Consider our hopeful outcome, then, that some time from now, people will ask… “Can you believe that they used to allow abortions in this country?”

There’s something about that that just doesn’t seem quite so ridiculous. It actually does seem possible, right?

So, I think that’s the case, because of this “viral power of good”–the same thing that civil rights and women’s suffrage have, the same thing which ultimately made them take hold in each person’s heart.

Then, the question becomes, “How do we capture that? How do we share that?”

I suppose we approach it in the same way those who believed in equal rights for all people back then did…

We ought to take intentional steps to be a part of pro-life work.

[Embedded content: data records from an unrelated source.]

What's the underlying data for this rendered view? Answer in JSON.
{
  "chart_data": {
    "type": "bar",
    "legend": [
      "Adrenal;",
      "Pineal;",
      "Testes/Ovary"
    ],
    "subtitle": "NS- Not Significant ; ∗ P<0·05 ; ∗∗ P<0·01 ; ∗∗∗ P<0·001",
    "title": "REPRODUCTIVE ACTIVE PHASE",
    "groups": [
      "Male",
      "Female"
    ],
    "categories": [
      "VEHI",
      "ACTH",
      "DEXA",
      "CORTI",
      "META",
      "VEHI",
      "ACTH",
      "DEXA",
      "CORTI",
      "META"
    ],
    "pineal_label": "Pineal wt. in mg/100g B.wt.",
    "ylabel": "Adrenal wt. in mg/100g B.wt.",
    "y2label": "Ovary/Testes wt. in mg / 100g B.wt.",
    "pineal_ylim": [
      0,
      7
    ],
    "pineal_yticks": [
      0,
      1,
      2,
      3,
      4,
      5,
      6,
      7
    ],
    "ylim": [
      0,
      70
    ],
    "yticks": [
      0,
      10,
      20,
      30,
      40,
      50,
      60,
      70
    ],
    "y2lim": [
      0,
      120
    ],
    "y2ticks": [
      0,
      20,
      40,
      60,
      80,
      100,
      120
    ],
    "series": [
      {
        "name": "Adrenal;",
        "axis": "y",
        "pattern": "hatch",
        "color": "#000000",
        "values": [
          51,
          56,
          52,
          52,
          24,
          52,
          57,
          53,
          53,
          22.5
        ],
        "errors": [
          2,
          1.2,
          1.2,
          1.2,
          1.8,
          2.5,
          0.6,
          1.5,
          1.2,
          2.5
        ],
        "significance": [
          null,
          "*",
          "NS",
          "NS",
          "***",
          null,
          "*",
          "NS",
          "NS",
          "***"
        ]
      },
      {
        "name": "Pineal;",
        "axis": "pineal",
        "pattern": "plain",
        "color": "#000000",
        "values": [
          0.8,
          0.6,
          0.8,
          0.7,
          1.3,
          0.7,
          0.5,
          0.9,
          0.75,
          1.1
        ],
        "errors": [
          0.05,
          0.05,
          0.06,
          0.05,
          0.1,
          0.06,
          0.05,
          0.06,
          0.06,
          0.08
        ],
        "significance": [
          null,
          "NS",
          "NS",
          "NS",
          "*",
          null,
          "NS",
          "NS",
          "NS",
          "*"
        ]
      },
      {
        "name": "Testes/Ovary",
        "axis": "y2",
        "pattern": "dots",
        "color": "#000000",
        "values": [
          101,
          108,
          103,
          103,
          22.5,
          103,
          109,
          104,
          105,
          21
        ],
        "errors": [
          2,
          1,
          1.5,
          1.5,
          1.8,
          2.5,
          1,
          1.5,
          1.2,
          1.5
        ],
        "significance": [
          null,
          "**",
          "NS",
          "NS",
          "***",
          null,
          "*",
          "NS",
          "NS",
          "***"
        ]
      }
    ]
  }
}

Sometimes, I can get uncomfortable about taking more intentional steps, whatever those might be because I don’t want to be so “political” about something so important as life.

But, what can I say to myself… except reflect on those things about life which are not political… family, friends, faith, beauty, music…

Friends...
Friends…
More friends...
More friends…
Family... These sure don't seem so political...
Family… These sure don’t seem so political…

And I think to myself, ironically, those are the very things that most threatened by something so “political” as abortion.